The second guitar change comes as the dry ice drifts out during "Xanadu," only this time in reverse. "This time," Skip points out, "stay to my right when you take the guitar. It's smoother that way and you don't have to reach over me." But again, it happens so fast I barely have time to get nervous before I've grabbed one bass, Skip's handed Geddy another, and the band's back in high gear.

My last big moment comes at the end of the show. After the final climactic chord on "2112," Alex runs to stage left and hands me his Gibson, which I hold at the ready until he comes back for the encore medley of "Working Man," "Bastille Day," and "In The Mood." As he runs back on to the stage, he grabs the guitar and flashes me a big smile. "Alright! You got it now!"


January 20, 12:45 a.m.

The Civic Arena is empty now, except for a few straggling stage hands. The crew relaxes on the bus, enjoying a private screening of "Network" on the Betamax, and 540-plus manhours of work are history

until tomorrow night when Rush invades Baltimore as part of a grueling tour that stretches well into June.

On the surface, it's a dreary, monotonous life, made bearable by three camaraderie fostered within the crew by simple day-to-day, hour-by-hour contact. By many of the band roadies have been in Rush's employ for years

Ian, 10; Liam, 6; Skip and Howard, 5; Larry, 3. What makes them stay?

"Print this," instructs Larry Allen. "It's the band. They treat us right and pay us well. But more than that, we're all friends. I don't play drums myself, but Neil's offered to give me a few pointers. By the same token, I'm really into hockey, so I've turned Neil on to that, so much so that he's taken up skating.

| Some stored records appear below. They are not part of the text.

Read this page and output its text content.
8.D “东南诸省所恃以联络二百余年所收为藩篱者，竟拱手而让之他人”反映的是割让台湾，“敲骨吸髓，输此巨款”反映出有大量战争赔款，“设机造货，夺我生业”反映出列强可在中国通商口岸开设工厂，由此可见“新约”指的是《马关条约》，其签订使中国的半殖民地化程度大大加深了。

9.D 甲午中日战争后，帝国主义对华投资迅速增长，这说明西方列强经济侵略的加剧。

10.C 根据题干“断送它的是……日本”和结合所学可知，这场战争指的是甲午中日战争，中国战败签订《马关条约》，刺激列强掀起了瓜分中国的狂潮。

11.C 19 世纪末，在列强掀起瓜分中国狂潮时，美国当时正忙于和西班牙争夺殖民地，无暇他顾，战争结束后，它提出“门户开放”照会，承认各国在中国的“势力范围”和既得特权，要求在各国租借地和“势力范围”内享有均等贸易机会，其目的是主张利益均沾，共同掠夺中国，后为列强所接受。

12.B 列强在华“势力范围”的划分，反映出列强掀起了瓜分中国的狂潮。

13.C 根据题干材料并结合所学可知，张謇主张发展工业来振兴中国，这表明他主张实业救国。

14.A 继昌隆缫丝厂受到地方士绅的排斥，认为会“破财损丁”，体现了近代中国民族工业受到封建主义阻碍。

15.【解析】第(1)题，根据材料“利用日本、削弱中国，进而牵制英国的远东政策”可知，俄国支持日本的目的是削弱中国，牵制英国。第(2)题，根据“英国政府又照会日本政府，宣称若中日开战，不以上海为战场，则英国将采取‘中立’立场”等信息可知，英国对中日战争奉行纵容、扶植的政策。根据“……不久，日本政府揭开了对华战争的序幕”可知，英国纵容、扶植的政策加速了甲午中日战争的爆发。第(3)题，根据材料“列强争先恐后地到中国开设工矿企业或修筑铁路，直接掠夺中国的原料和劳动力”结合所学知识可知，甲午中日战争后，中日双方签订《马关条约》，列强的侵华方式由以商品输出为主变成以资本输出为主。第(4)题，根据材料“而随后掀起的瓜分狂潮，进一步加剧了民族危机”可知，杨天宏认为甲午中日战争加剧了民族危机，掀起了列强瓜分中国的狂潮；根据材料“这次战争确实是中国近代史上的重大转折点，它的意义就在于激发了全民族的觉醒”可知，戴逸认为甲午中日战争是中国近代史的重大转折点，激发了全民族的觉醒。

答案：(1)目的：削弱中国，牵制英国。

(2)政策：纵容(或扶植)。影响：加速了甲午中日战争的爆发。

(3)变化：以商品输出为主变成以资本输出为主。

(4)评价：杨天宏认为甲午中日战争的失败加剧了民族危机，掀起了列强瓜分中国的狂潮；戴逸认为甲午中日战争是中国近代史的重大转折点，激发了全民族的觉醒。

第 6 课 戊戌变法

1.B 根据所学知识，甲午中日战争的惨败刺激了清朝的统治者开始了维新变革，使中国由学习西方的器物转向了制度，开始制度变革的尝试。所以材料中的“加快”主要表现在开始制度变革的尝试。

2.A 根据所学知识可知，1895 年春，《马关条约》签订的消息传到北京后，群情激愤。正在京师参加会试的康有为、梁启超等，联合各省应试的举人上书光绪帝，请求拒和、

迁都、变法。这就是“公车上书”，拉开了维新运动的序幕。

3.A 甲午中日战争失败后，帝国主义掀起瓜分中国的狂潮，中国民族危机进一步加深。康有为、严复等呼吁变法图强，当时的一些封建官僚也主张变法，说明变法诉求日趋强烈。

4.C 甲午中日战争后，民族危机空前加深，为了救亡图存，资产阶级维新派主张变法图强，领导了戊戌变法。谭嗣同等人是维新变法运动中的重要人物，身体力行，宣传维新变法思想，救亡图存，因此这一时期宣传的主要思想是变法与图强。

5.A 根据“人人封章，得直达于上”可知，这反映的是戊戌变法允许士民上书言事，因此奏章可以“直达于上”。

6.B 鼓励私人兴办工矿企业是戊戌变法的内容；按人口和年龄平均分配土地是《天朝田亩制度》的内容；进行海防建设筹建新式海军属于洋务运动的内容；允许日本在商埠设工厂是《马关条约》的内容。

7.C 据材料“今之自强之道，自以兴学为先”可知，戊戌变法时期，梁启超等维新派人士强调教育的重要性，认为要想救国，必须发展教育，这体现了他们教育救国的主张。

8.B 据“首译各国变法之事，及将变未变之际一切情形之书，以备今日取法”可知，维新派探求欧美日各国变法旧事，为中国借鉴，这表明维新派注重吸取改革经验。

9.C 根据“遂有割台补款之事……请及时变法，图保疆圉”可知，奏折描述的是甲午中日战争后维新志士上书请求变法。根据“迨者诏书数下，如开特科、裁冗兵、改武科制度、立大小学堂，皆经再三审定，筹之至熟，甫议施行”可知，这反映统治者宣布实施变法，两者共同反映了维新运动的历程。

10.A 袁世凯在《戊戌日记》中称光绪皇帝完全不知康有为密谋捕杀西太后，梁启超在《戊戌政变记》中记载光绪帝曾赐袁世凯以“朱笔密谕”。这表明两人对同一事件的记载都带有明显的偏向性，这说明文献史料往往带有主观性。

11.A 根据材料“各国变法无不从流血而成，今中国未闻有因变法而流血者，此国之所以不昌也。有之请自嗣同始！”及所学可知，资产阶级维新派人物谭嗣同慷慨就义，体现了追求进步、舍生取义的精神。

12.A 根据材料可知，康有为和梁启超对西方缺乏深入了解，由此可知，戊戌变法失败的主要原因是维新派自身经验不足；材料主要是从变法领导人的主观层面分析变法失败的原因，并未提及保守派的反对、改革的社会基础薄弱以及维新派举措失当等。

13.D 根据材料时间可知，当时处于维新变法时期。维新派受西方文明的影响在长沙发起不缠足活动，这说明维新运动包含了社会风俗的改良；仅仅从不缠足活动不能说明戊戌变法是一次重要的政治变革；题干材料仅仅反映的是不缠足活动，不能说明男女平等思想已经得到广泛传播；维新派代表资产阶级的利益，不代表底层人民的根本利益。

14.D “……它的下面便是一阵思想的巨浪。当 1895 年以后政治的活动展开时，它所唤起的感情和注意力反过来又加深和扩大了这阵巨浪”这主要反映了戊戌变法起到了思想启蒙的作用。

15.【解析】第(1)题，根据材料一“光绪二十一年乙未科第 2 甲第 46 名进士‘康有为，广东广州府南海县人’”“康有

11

"It's a relationship of mutual respect. Geddy, Alex and Neil are the band, but they know they can't do it alone. They need someone there to make that guitar change a quick one."

While that crew heads for Baltimore ("Sure you're not up for another gig?"), I catch a plane to New York remembering one crew member's words.

"A real roadie doesn't fly home. He works his way home."